Exploring dielectric spectra of polymer through molecular dynamics simulations

Abstract

ABSTRACT In this work, poly(N-isopropylacrylamide) (PNIPAM) was used as a research object to explore the feasibility of molecular dynamics (MD) simulations to study the dielectric properties of polymers. A comparison of the static dielectric constants for two different calculation schemes, the applied electric field method and the dipole moment fluctuation method, has been conducted. The dielectric properties of PNIPAM aqueous solutions with different concentrations were studied as a function of temperature. The static dielectric constants derived from dipole moment fluctuation method at different temperatures can accurately describe the phase transition process.
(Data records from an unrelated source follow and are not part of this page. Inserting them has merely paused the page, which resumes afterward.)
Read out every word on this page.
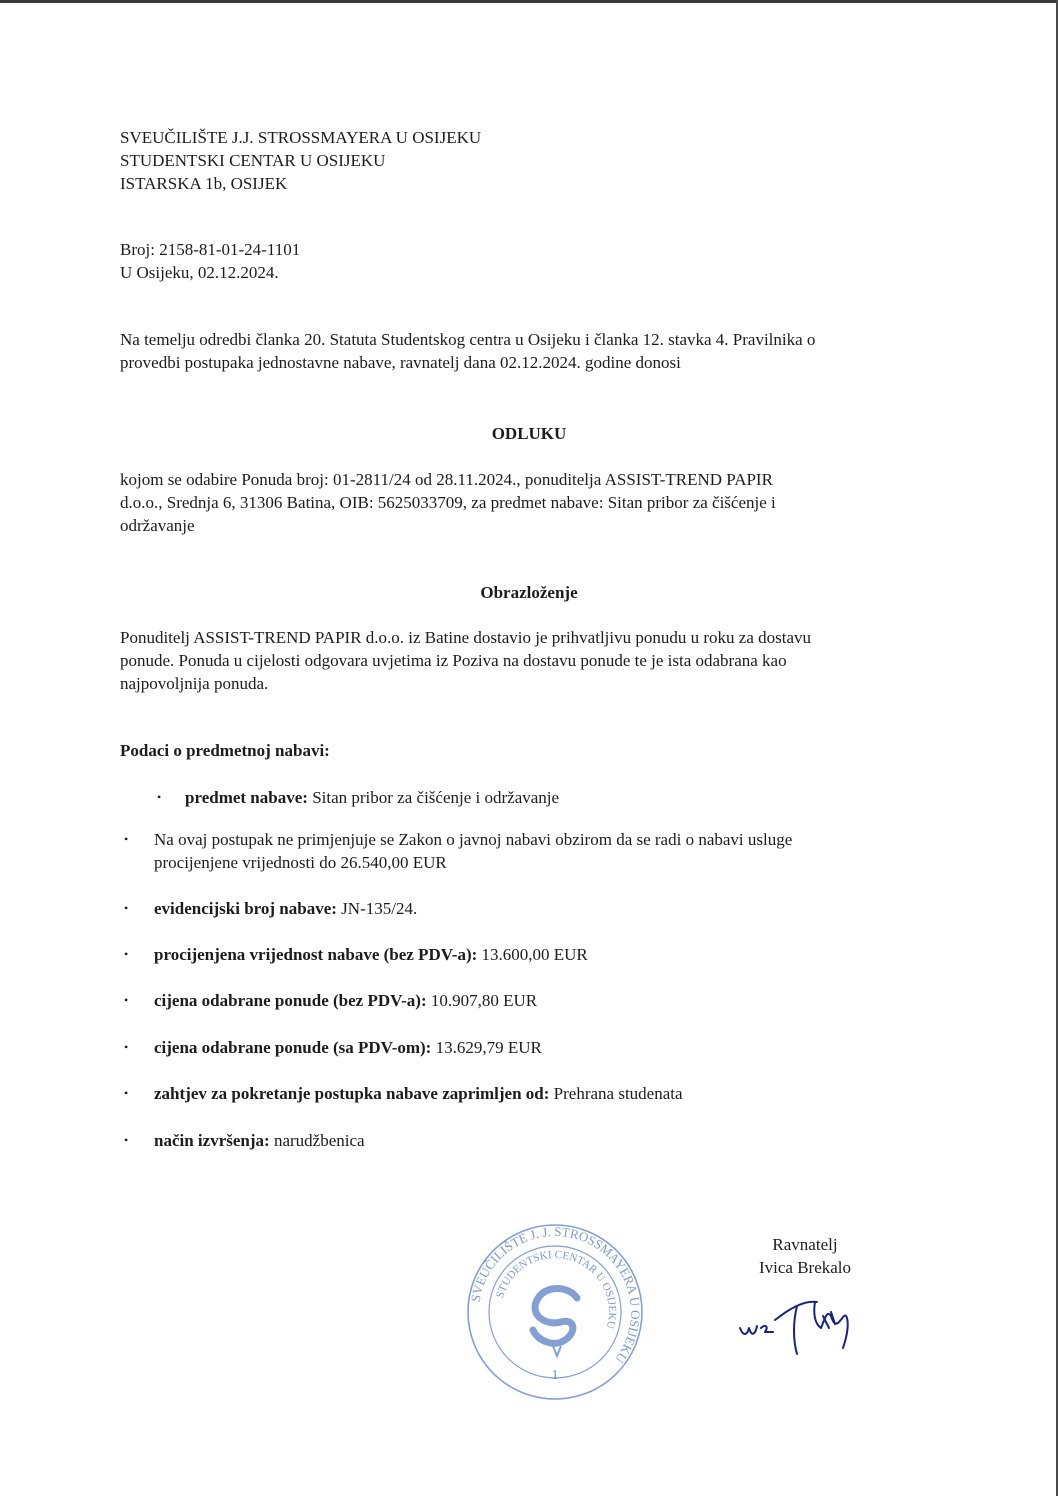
SVEUČILIŠTE J.J. STROSSMAYERA U OSIJEKU
STUDENTSKI CENTAR U OSIJEKU
ISTARSKA 1b, OSIJEK
Broj: 2158-81-01-24-1101
U Osijeku, 02.12.2024.
Na temelju odredbi članka 20. Statuta Studentskog centra u Osijeku i članka 12. stavka 4. Pravilnika o
provedbi postupaka jednostavne nabave, ravnatelj dana 02.12.2024. godine donosi
ODLUKU
kojom se odabire Ponuda broj: 01-2811/24 od 28.11.2024., ponuditelja ASSIST-TREND PAPIR
d.o.o., Srednja 6, 31306 Batina, OIB: 5625033709, za predmet nabave: Sitan pribor za čišćenje i
održavanje
Obrazloženje
Ponuditelj ASSIST-TREND PAPIR d.o.o. iz Batine dostavio je prihvatljivu ponudu u roku za dostavu
ponude. Ponuda u cijelosti odgovara uvjetima iz Poziva na dostavu ponude te je ista odabrana kao
najpovoljnija ponuda.
Podaci o predmetnoj nabavi:
• predmet nabave: Sitan pribor za čišćenje i održavanje
• Na ovaj postupak ne primjenjuje se Zakon o javnoj nabavi obzirom da se radi o nabavi usluge
procijenjene vrijednosti do 26.540,00 EUR
• evidencijski broj nabave: JN-135/24.
• procijenjena vrijednost nabave (bez PDV-a): 13.600,00 EUR
• cijena odabrane ponude (bez PDV-a): 10.907,80 EUR
• cijena odabrane ponude (sa PDV-om): 13.629,79 EUR
• zahtjev za pokretanje postupka nabave zaprimljen od: Prehrana studenata
• način izvršenja: narudžbenica
SVEUČILIŠTE J. J. STROSSMAYERA U OSIJEKU
STUDENTSKI CENTAR U OSIJEKU
1
Ravnatelj
Ivica Brekalo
The concentration does not affect the lower critical solution temperature, but significantly affects the relaxation process of the system. According to the frequency-dependent dielectric constants, two relaxation processes are observed, namely, the dielectric relaxation process in the region of frequency less than 30 terahertz (THz) determined by the synergistic interaction of PNIPAM and water molecules, and that in the region of frequency higher than 30 THz mainly determined by water molecules beyond the solvation shell of the polymer. The calculation results suggest that the dielectric behaviour is concentration and temperature independent, similar to Debye behaviour of bulk water. This method of calculating dielectric properties using MD simulations can be used in detecting the dynamic processes of soft condensed matter and in aiding the design of materials with excellent dielectric properties.